Former Art Magazine Editor Lindsay Pollock Has Been Named Head of Communications at the Whitney Museum

The former 'Art in America' editor is the latest journalist to make the move into PR.

Lindsay Pollock. Photo by Zach Gross

The former editor in chief of Art in America magazine Lindsay Pollock is joining New York’s Whitney Museum of American Art as its chief communications and content officer.

Pollock, who officially joins the museum on May 7, is the latest journalist to make the leap into the commercial and public-relations realms of the art world, following a string of writers in recent years who have decamped to various positions with galleries, art fairs, and industry PR.

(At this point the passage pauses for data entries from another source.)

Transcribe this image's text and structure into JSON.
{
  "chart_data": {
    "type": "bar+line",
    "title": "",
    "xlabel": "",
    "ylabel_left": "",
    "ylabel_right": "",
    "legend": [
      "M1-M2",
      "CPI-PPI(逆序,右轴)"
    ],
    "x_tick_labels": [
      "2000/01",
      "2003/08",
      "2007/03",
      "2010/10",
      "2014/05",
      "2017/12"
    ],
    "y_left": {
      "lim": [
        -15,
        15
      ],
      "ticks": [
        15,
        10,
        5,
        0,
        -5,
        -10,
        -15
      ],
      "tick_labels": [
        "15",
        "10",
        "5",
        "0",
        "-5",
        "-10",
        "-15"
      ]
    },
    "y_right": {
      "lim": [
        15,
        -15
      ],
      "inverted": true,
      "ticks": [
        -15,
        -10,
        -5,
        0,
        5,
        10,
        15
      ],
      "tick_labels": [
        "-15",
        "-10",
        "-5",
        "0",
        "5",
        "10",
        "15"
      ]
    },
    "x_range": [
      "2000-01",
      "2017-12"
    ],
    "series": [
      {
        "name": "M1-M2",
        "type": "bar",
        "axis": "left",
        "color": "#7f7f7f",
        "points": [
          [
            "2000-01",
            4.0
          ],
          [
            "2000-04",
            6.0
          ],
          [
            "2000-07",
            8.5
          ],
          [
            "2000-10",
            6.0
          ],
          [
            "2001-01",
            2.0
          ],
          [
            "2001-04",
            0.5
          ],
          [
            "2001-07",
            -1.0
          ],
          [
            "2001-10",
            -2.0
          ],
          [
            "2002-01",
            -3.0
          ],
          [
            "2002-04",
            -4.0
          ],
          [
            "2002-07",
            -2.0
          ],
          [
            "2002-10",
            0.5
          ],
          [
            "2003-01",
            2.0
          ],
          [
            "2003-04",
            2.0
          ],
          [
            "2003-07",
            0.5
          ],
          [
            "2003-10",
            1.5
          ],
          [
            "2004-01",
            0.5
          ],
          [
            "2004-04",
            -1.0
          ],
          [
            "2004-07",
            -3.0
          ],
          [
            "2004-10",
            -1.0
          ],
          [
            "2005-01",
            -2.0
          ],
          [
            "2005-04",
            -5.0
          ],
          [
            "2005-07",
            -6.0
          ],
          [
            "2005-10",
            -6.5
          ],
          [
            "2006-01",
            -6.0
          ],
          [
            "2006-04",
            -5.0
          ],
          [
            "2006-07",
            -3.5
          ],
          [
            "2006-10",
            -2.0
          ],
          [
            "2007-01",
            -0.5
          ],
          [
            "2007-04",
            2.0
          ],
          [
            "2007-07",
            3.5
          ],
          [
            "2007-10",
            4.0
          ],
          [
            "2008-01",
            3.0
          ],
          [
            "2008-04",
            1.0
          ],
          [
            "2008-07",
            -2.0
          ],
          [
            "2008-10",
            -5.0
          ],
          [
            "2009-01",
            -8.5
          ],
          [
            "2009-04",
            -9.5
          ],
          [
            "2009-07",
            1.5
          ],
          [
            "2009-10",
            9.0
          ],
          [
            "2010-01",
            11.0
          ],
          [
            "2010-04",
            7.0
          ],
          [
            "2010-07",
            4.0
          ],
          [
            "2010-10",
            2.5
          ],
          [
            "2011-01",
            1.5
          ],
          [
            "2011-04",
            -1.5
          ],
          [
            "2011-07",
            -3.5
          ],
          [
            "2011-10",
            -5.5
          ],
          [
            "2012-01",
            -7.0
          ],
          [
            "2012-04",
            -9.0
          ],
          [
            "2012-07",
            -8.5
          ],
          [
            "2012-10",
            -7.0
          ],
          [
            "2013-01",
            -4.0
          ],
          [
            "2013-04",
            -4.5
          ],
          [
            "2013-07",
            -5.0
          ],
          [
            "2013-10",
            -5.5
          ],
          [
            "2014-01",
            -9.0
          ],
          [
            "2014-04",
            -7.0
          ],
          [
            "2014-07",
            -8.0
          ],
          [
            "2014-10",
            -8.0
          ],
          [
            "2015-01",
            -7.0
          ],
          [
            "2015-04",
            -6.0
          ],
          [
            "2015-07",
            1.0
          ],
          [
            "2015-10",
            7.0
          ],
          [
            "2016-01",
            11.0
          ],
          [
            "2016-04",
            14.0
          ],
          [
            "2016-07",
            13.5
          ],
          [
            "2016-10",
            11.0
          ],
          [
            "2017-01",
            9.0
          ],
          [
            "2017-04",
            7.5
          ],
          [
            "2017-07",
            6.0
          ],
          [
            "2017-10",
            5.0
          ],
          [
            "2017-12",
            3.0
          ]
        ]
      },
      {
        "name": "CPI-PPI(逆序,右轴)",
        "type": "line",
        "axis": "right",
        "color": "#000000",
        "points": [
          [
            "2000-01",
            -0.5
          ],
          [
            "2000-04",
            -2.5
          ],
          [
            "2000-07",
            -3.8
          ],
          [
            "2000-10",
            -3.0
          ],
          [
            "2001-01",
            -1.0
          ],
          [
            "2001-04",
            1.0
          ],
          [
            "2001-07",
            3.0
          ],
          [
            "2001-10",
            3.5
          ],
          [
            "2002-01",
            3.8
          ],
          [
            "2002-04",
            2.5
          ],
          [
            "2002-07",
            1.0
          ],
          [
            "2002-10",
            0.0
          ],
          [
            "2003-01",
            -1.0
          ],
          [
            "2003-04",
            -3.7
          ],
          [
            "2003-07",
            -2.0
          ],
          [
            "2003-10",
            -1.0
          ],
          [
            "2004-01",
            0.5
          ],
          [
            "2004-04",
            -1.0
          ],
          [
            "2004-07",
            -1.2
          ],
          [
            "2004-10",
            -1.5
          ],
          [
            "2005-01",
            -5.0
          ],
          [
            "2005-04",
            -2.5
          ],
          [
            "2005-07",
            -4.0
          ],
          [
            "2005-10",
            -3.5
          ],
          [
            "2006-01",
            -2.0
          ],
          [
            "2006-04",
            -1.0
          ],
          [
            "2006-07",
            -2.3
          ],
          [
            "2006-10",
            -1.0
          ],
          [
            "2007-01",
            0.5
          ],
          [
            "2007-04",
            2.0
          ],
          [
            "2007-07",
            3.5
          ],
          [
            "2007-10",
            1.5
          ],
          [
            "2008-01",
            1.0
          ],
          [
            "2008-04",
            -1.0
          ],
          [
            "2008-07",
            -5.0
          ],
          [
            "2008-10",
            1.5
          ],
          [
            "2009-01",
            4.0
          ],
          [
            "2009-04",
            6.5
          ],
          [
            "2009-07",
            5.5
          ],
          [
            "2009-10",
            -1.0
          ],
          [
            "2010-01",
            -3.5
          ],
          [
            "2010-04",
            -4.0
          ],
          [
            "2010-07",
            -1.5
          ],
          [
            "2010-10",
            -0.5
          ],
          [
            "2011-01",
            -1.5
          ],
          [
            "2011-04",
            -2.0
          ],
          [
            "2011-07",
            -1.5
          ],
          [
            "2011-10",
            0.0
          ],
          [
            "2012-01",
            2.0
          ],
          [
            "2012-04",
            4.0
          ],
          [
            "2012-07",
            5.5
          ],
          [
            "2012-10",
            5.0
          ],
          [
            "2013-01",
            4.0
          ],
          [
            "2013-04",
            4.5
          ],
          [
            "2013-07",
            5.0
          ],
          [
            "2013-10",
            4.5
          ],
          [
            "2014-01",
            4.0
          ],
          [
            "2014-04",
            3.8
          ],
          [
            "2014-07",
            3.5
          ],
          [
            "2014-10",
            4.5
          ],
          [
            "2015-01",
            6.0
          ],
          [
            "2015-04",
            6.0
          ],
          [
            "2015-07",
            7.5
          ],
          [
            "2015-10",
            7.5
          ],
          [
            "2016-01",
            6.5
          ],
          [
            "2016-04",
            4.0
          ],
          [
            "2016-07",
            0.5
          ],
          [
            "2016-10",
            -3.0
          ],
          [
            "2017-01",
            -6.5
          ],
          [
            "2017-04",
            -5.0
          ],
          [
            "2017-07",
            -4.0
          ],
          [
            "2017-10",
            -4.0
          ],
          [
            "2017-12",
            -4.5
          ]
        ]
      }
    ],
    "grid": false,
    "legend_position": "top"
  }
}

Calling the museum “one of the most dynamic and vibrant art institutions in the US,” Pollock said in a statement that she is “sincerely honored to be part of the talented team helping to shape the Whitney’s next chapter.” She also noted that it “happens to have been founded by a visionary woman”—Gertrude Vanderbilt Whitney.

From 2011 to 2017, Pollock was editor-in-chief of Art in America, which is part of a stable of publications owned by the newsprint mogul and art collector Peter Brant. Pollock remained at the helm throughout the magazine’s 2015 merger with ARTnews magazine—a move that signaled broader shifts in the art media landscape at the time—just a year after ARTnews had been acquired by Polish publisher Sergey Skaterschikov. Pollock stepped down from Art in America in April 2017.

Prior to her position at Art in America, Pollock worked for a number of other publications, often specializing in the art market, including for Bloomberg News, the Art Newspaper, and the now-defunct New York Sun. She also authored a well-received biography of pioneering art dealer Edith Halpert, titled The Girl with the Gallery (Public Affairs 2006).  Earlier in her career, she worked as marketing director for the Central Park Conservancy and marketing manager at Sotheby’s.

Pollock earned a B.A. in art history from Barnard College and a M.S. from the Columbia University Graduate School of Journalism.